While driving on Interstate 70 outside of Columbus, Ohio I saw a number of Christian billboards lining the highway. One read, “Consider where you want to spend eternity! Repent!” Another read, “Avoid hell, repent. Jesus saves!” Wile I admonish both of these signs for using Christianity as an eternal hedge-bet (read Paschal) they did not disturb me as much as one black and white sign that said simply, “Jesus is Real.”

However, Jesus is not ‘real’.

Do not misunderstand me; this is not a sophomoric attack at the historical foundations of Christianity. Nor is it a rejection of the incarnational presence of Christ.

No, what makes the sloganized and simplified claim of ‘Jesus is Real’ so insipid is that it perpetuates the Enlightenment project that demands Cartesian certainty that begins with doubt and moves to belief only through reason. This leaves a Church that is merely empirical rather than confessional. Here, faith and reason are not only rent from one another but made antipodean – each placed against the other.

The God who gave his name as ‘I AM WHO I AM’ is not adequately – nor could be – properly understood by pure rationalism. All of this is part of the tired trek to fit God into an ontological equation. However, such rationalistic algebra will always fall short, unless we turn to the phrase from Ecclesiastes that states, “Only God is God.”
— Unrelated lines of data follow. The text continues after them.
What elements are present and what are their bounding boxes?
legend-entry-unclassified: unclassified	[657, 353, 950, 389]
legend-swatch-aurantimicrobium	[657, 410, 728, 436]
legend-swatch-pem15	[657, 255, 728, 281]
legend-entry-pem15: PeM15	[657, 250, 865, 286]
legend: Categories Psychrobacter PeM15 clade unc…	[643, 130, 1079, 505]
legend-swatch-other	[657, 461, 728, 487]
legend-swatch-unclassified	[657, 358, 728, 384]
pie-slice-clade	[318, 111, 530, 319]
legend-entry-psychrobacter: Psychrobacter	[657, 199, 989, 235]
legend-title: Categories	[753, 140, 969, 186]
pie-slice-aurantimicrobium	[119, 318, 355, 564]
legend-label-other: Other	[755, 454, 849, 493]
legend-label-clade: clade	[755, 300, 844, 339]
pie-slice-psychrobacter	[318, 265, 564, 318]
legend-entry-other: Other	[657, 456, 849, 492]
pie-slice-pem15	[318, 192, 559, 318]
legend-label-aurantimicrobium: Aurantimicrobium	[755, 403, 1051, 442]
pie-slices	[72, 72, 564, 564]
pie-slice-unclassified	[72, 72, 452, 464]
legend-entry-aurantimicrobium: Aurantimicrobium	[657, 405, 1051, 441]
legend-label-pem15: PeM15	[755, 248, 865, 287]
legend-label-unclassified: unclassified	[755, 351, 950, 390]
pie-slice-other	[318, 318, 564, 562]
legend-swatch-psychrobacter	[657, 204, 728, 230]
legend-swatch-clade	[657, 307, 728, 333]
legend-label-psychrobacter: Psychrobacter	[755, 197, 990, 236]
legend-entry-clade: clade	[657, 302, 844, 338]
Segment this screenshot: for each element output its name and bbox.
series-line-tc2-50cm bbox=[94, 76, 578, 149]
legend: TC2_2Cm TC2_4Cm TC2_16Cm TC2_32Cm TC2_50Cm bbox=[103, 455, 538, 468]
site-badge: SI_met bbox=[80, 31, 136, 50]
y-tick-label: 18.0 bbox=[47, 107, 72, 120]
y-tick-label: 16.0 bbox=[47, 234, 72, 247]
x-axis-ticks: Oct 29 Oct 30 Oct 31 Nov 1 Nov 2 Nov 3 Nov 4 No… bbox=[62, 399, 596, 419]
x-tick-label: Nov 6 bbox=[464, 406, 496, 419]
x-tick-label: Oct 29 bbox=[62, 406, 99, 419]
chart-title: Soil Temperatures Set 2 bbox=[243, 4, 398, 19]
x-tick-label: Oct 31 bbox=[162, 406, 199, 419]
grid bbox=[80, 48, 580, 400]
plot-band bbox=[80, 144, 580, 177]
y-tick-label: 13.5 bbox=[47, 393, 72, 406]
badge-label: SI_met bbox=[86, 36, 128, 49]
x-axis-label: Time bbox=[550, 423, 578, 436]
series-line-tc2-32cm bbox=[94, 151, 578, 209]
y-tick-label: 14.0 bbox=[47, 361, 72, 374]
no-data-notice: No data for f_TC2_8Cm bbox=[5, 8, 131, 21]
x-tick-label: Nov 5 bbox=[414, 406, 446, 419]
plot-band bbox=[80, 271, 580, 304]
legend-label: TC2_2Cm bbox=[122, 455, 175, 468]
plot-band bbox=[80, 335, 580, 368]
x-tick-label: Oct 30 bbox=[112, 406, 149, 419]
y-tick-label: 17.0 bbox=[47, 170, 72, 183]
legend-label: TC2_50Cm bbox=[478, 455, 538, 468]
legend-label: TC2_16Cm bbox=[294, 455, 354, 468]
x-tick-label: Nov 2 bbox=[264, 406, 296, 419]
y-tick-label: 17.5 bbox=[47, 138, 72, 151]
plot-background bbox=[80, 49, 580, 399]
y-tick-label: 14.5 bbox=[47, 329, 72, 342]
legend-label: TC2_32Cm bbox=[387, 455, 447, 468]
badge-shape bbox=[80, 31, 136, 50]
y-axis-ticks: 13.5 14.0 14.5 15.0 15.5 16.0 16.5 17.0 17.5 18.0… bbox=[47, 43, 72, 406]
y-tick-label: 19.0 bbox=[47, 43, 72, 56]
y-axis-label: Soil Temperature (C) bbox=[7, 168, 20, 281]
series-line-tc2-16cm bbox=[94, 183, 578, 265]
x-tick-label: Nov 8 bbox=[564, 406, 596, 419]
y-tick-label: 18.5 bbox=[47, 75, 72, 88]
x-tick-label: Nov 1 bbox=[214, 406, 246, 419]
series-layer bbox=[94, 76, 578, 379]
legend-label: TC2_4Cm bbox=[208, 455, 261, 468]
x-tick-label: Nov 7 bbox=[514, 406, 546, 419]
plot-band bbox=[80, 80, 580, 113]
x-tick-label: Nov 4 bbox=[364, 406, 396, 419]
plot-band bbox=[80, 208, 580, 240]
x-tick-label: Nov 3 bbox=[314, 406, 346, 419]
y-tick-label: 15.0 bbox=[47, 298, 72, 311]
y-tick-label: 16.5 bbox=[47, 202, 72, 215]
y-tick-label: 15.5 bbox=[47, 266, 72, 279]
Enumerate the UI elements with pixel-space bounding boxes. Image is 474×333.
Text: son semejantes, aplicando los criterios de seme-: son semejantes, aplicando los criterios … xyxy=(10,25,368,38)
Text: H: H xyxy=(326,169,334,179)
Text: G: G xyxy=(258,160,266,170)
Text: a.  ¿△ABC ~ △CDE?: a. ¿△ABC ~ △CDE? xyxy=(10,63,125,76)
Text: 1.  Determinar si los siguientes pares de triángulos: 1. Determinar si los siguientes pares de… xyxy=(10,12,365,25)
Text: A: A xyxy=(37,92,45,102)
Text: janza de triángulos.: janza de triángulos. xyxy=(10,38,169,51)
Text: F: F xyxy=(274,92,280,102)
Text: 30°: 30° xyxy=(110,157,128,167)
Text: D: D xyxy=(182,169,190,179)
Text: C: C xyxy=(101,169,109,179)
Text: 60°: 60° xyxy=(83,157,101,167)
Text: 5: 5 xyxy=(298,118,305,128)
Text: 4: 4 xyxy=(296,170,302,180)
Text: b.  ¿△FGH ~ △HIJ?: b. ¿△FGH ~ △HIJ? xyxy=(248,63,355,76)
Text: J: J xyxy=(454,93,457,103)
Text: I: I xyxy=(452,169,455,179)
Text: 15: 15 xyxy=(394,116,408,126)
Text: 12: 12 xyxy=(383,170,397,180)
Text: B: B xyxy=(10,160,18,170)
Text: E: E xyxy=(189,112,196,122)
There is desire to make Jesus a magnificent historical quest, and at times there is a place for that. Certainly the particular and historical nature of the incarnation is a testament to the worldliness of the Christian message. However, the historical quest should also be held in tension with the spiritual quest. This quest shares the road with reason alongside faith.

Instead of the sign reading, ‘Jesus is Real’ it ought to read, “Christ is Lord.”


-Matt- said...

You said: Instead of the sign reading, ‘Jesus is Real’ it ought to read, “Christ is Lord.”

I say: AMEN brother!

Those billboards annoy me too. If you want to know if Jesus is real, go to a church to receive holy communion. Then again, if it was a SBC church, they don't believe in the 'real presence' of Jesus at communion, but they sure like putting up those billboards!

Anonymous said...

“Sloganized” isn’t a word so don’t try to look it up.
I found “Cartisian” but who is “antipodean”? It seems to me that you must first have a “podean” which sounds to me like some kind of slam against us southern folks. “Those people are so podean.” That makes me glad that there are some high handed Yankee’s that are “antipodean”.
That’s my analysis.

The Catholic Atheist said...


I think "sloganized" came from my reading of Paulo Freire's book, "Pedagogy of the Oppressed." His first language is Portuguese so maybe that was the only way to translate that the foreign word...

Hmmm. You might be onto something with 'antipodean.' The history of the United States has made the North and South antipodes of each other (of course I am joking).

Thanks for reading, nonetheless.

Jimmy Cooper said...

Wittgenstein wrote that, "Not empiricism and yet realism in philosophy that is the hardest thing."